Mitchell Alex Sim Yuin Theng Kway Liting
2017 DiGRA '17 - Proceedings of the 2017 DiGRA International Conference

There has been much discussion of whether games can be considered art. Regardless of the outcome of these discussions, some games stand out as clearly different in a way that can be considered “poetic”. Much work has been done to discuss how these games achieve their effects, and how they differ from mainstream games. There have not, however, been any empirical studies of how players respond to the techniques used in these games, and whether these techniques result in poetic gameplay. This paper describes an empirical study of poetic gameplay in three games: The Graveyard, Thirty Flights of Loving, and The Stanley Parable.

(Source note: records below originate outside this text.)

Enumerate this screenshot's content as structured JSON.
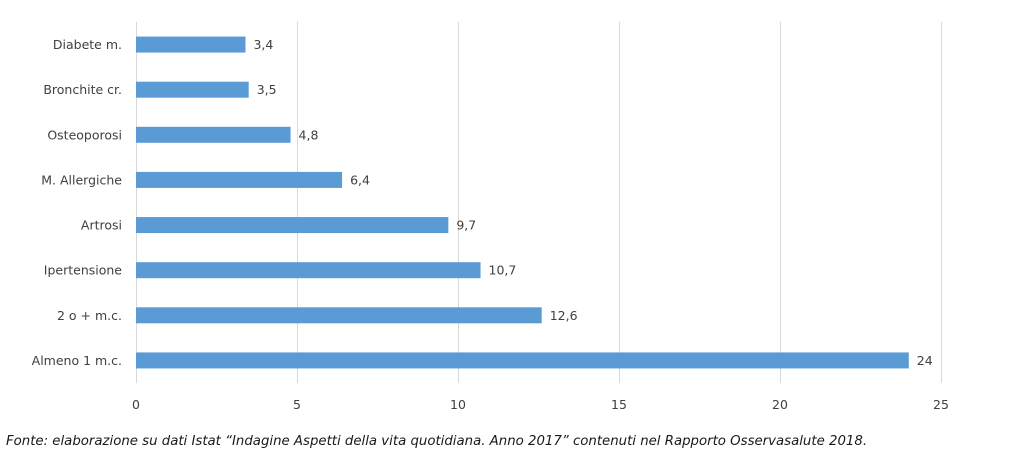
{
  "chart_data": {
    "type": "bar",
    "orientation": "horizontal",
    "categories": [
      "Diabete m.",
      "Bronchite cr.",
      "Osteoporosi",
      "M. Allergiche",
      "Artrosi",
      "Ipertensione",
      "2 o + m.c.",
      "Almeno 1 m.c."
    ],
    "values": [
      3.4,
      3.5,
      4.8,
      6.4,
      9.7,
      10.7,
      12.6,
      24
    ],
    "data_labels": [
      "3,4",
      "3,5",
      "4,8",
      "6,4",
      "9,7",
      "10,7",
      "12,6",
      "24"
    ],
    "xlim": [
      0,
      25
    ],
    "x_ticks": [
      0,
      5,
      10,
      15,
      20,
      25
    ],
    "x_tick_labels": [
      "0",
      "5",
      "10",
      "15",
      "20",
      "25"
    ],
    "grid": "vertical",
    "legend": "none",
    "bar_color": "#5b9bd5",
    "grid_color": "#d9d9d9",
    "title": "",
    "xlabel": "",
    "ylabel": ""
  },
  "caption": "Fonte: elaborazione su dati Istat “Indagine Aspetti della vita quotidiana. Anno 2017” contenuti nel Rapporto Osservasalute 2018."
}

Using retrospective protocol analysis and semi-structured interviews with 21 participants, we observed that although these games did encourage participants to reflect upon issues beyond the immediate game experience, this tended to happen when the gameplay was made unfamiliar in ways that directly supported the emerging meaning of the game.

 

Making the Familiar Unfamiliar: Techniques for Creating Poetic Gameplay


Mitchell Alex
2016 DiGRA/FDG '16 - Proceedings of the First International Joint Conference of DiGRA and FDG

Just as writers use specific literary devices to deliberately draw attention to a poem's form, in this paper I propose that game designers can make use of the structure of gameplay to draw attention to a game's formal qualities for "poetic" effect. Starting from Shklovsky's notion of defamiliarization and Utterback's concept of the poetic interface, I draw parallels between poetic language and the techniques used in games to create what I refer to as poetic gameplay. Through a close reading of Thirty Flights of Loving, I identify three possible techniques for creating poetic gameplay: undermining the player's expectations for control, disrupting the chronological flow of time, and blurring the boundaries of the form. To demonstrate the potential use of these techniques for analysis, I discuss how these techniques appear in a range of games, suggesting that these techniques can serve as the basis for a more general set of techniques for creating poetic gameplay.